I wanted to share an interesting email I received last week from a reader:
I’m a Marine stationed over at Camp Pendleton in California. While I was on deployment, I found The Year Of Fog in the small ship library…I was a part of an expeditionary unit sitting off the coast of Burma last year after their country was ravaged by a natural disaster. I mean this in the greatest sincerity when I say that reading and finishing your story was truly all I looked forward to the 2 months I spent sitting on a ship, counting the days until I could come home. I’m not sure what it was, but I found myself very sympathetic and attached to the main character. I almost wish the story hadn’t ended. Or at least had ended the way I was expecting. Again, thank you for your story.
It’s always nice to receive emails from readers. Some write to say they liked one of my books, some write to say they hated one of my books, and often, they have questions, or want to share their own experiences with San Francisco, which is the setting for my last two books. I recently heard from the editor of Tea and Coffee, who had read NO ONE YOU KNOW (the narrator of that novel is a coffee buyer), and I once heard from a woman whose father-in-law had been instrumental in the invention of the cesium atom clock (which is mentioned in The Year of Fog). Sometimes, I’ll hear from the parent of a missing child, which is always a humbling and moving experience. I appreciate all of the letters I receive from readers, but some get to me more than others. Some strike me in a certain spot, and I don’t easily forget them.
The young Marine’s letter made me think about what it is we do when we write a book and send it out into the world. We write in solitude, and, for me at least, when I write I’m thinking only about the story, not how it will be received, or where. I do, in some sense, think about the reader, in that I think about what I would want to know if I was reading the book, what I would care about, how I would respond to the characters. But I get so caught up in the story that I don’t think about the book as an object that will be bound between covers and shipped off to bookstores, purchased and perused. Which is why it’s so surprising, and satisfying, to hear that one of my books has ended up in a small ship’s library, to be found by a Marine, who is looking for something to pass the time, and to whom it gives some degree of pleasure.
I remember the events of last year in Burma well, and have long been interested in that country, where the people suffer under a brutal regime of censorship and political tyranny that is every bit as horrific as Chairman Mao’s Cultural Revolution in China. It is a place where one can be jailed or murdered for reading the wrong book or writing the wrong letter, where the words one speaks in private, if overheard by the wrong person, can be used to justify torture. A place where the magazines are delivered with huge sections cut out, and where newspapers are vetted by the government for “accuracy.” How strange to think that my book–which I wrote in San Francisco, much of it in my car on Ocean Beach, or in the library, or in my neighborhood cafe, with absolute confidence in my absolute freedom to say whatever I wanted, in whatever way I pleased, with no fear of the consequences–would find its way there.

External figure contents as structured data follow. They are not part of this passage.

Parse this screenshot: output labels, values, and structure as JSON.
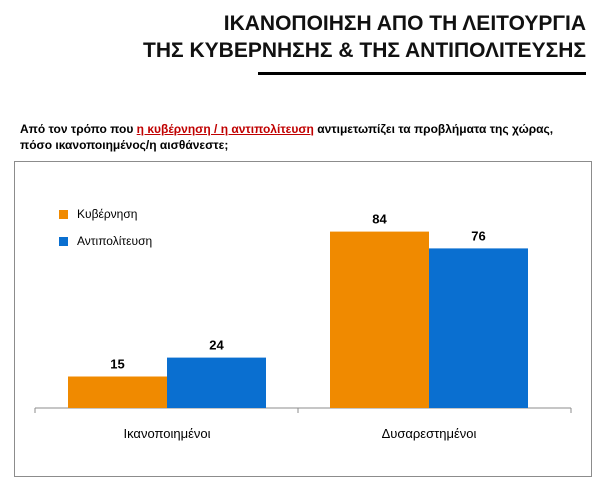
{
  "title": {
    "line1": "ΙΚΑΝΟΠΟΙΗΣΗ ΑΠΟ ΤΗ ΛΕΙΤΟΥΡΓΙΑ",
    "line2": "ΤΗΣ ΚΥΒΕΡΝΗΣΗΣ & ΤΗΣ ΑΝΤΙΠΟΛΙΤΕΥΣΗΣ"
  },
  "question": {
    "before": "Από τον τρόπο που ",
    "highlight": "η κυβέρνηση / η αντιπολίτευση",
    "after": " αντιμετωπίζει τα προβλήματα της χώρας, πόσο ικανοποιημένος/η αισθάνεστε;"
  },
  "colors": {
    "government": "#f08a00",
    "opposition": "#0a6fd0",
    "highlight_text": "#c00000"
  },
  "chart_data": {
    "type": "bar",
    "categories": [
      "Ικανοποιημένοι",
      "Δυσαρεστημένοι"
    ],
    "series": [
      {
        "name": "Κυβέρνηση",
        "values": [
          15,
          84
        ]
      },
      {
        "name": "Αντιπολίτευση",
        "values": [
          24,
          76
        ]
      }
    ],
    "ylim": [
      0,
      100
    ],
    "grid": false,
    "legend": "top-left",
    "data_labels": true
  }
}
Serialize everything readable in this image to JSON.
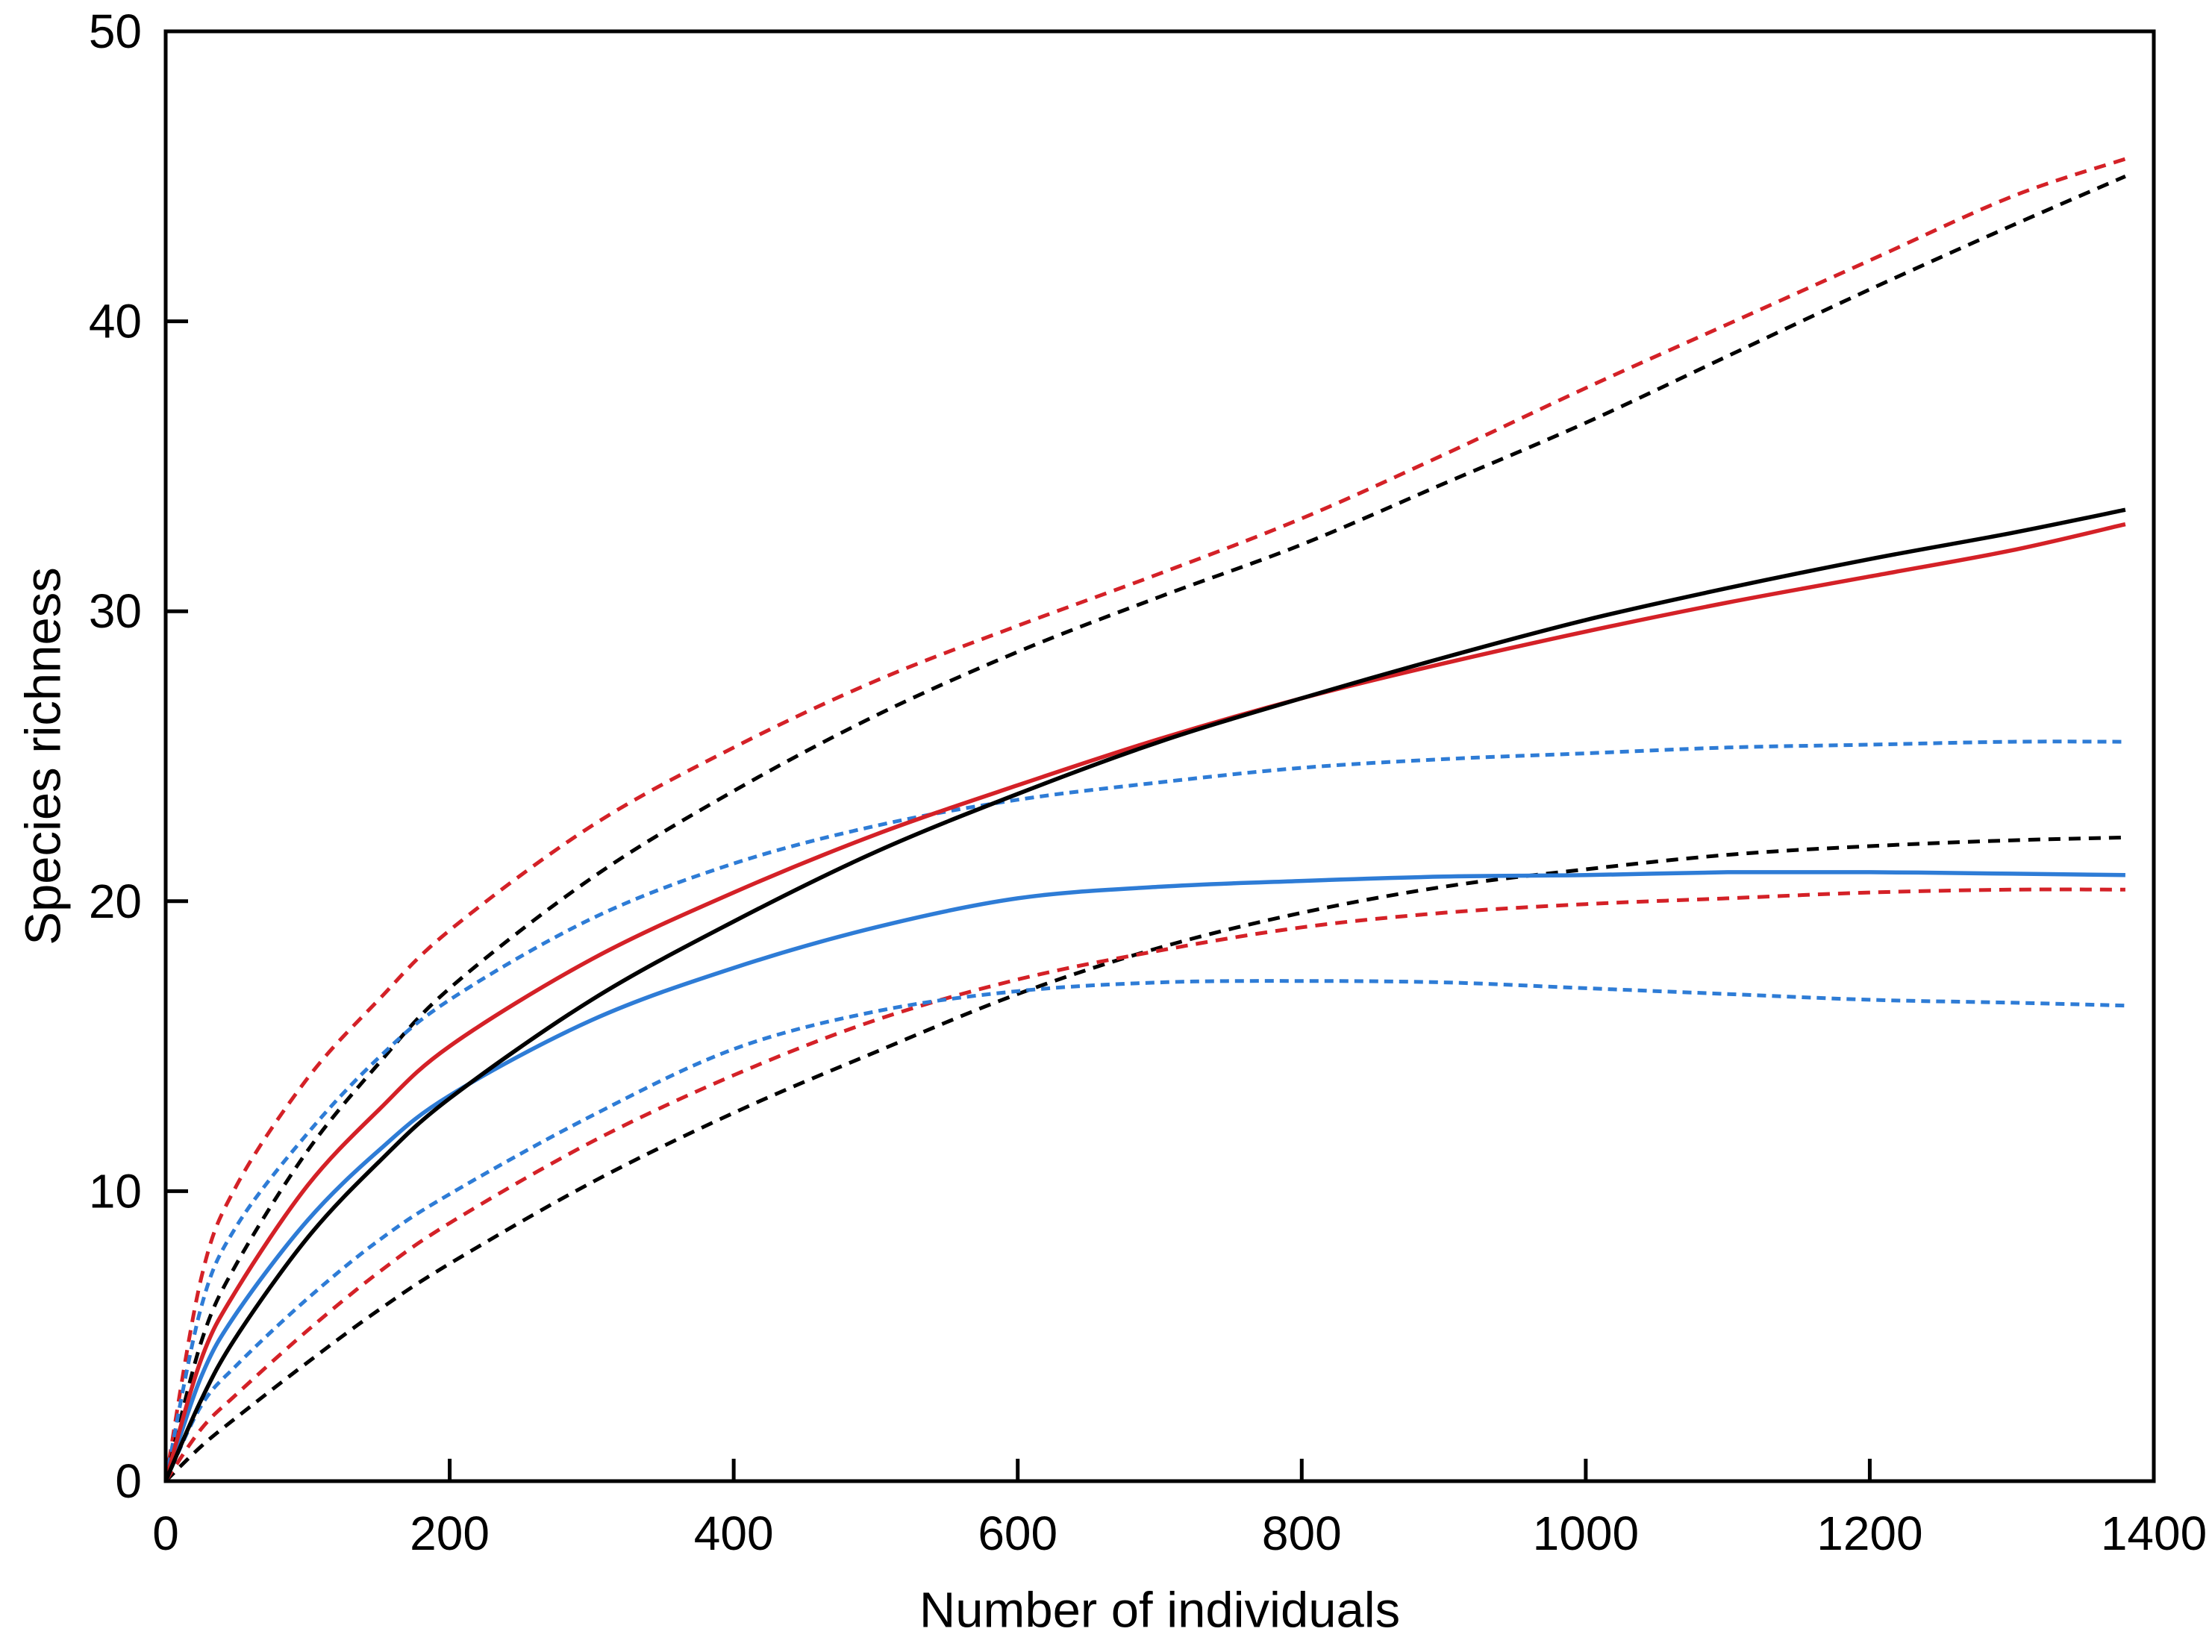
{
  "page": {
    "background": "#ffffff"
  },
  "chart_data": {
    "type": "line",
    "title": "",
    "xlabel": "Number of individuals",
    "ylabel": "Species richness",
    "xlim": [
      0,
      1400
    ],
    "ylim": [
      0,
      50
    ],
    "x_ticks": [
      0,
      200,
      400,
      600,
      800,
      1000,
      1200,
      1400
    ],
    "y_ticks": [
      0,
      10,
      20,
      30,
      40,
      50
    ],
    "grid": false,
    "legend": "none",
    "axis_color": "#000000",
    "x": [
      0,
      25,
      50,
      100,
      150,
      200,
      300,
      400,
      500,
      600,
      700,
      800,
      900,
      1000,
      1100,
      1200,
      1300,
      1380
    ],
    "series": [
      {
        "name": "red-upper-ci",
        "color": "#d42127",
        "line_style": "dashed",
        "values": [
          0,
          7.0,
          10.2,
          13.9,
          16.6,
          19.0,
          22.6,
          25.3,
          27.6,
          29.5,
          31.3,
          33.2,
          35.4,
          37.7,
          39.9,
          42.1,
          44.3,
          45.6
        ]
      },
      {
        "name": "black-upper-ci",
        "color": "#000000",
        "line_style": "dashed",
        "values": [
          0,
          4.8,
          7.5,
          11.4,
          14.4,
          17.0,
          20.8,
          23.8,
          26.4,
          28.6,
          30.5,
          32.3,
          34.4,
          36.5,
          38.8,
          41.1,
          43.3,
          45.0
        ]
      },
      {
        "name": "blue-upper-ci",
        "color": "#2e7cd6",
        "line_style": "dashed",
        "values": [
          0,
          6.0,
          8.8,
          12.0,
          14.6,
          16.6,
          19.4,
          21.3,
          22.6,
          23.5,
          24.1,
          24.6,
          24.9,
          25.1,
          25.3,
          25.4,
          25.5,
          25.5
        ]
      },
      {
        "name": "black-lower-ci",
        "color": "#000000",
        "line_style": "dashed",
        "values": [
          0,
          1.2,
          2.2,
          4.1,
          5.9,
          7.5,
          10.3,
          12.7,
          14.8,
          16.8,
          18.4,
          19.6,
          20.5,
          21.1,
          21.6,
          21.9,
          22.1,
          22.2
        ]
      },
      {
        "name": "red-lower-ci",
        "color": "#d42127",
        "line_style": "dashed",
        "values": [
          0,
          1.8,
          3.0,
          5.2,
          7.2,
          8.9,
          11.7,
          14.0,
          15.9,
          17.3,
          18.3,
          19.1,
          19.6,
          19.9,
          20.1,
          20.3,
          20.4,
          20.4
        ]
      },
      {
        "name": "blue-lower-ci",
        "color": "#2e7cd6",
        "line_style": "dashed",
        "values": [
          0,
          2.6,
          4.0,
          6.3,
          8.3,
          9.9,
          12.6,
          14.9,
          16.2,
          16.9,
          17.2,
          17.25,
          17.2,
          17.0,
          16.8,
          16.6,
          16.5,
          16.4
        ]
      },
      {
        "name": "blue-rarefaction",
        "color": "#2e7cd6",
        "line_style": "solid",
        "values": [
          0,
          3.6,
          5.8,
          9.0,
          11.4,
          13.3,
          15.9,
          17.7,
          19.1,
          20.1,
          20.5,
          20.7,
          20.85,
          20.9,
          21.0,
          21.0,
          20.95,
          20.9
        ]
      },
      {
        "name": "red-rarefaction",
        "color": "#d42127",
        "line_style": "solid",
        "values": [
          0,
          4.2,
          6.6,
          10.2,
          12.8,
          15.0,
          18.0,
          20.3,
          22.3,
          24.0,
          25.6,
          27.0,
          28.2,
          29.3,
          30.3,
          31.2,
          32.1,
          33.0
        ]
      },
      {
        "name": "black-rarefaction",
        "color": "#000000",
        "line_style": "solid",
        "values": [
          0,
          2.8,
          5.0,
          8.4,
          11.0,
          13.2,
          16.6,
          19.3,
          21.7,
          23.7,
          25.5,
          27.0,
          28.4,
          29.7,
          30.8,
          31.8,
          32.7,
          33.5
        ]
      }
    ]
  }
}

The marine’s letter reminded me what a privilege it is to be a writer, particularly to be a writer in a country where free speech is such an ingrained way of life. There are writers who risk everything when they tell their story. So to have the opportunity to tell a story, at any time, in any place, to a person who, for whatever reason, happens at that moment to be in the mood for a story, is wonderful. It’s a responsibility, too. One hates to disappoint–and yet, so often, I’m sure that I do. Which is part of the reason we writers write the next book, and the next, and the next: always hoping to do better, to say what we want to say with more precision and depth, the get the story right.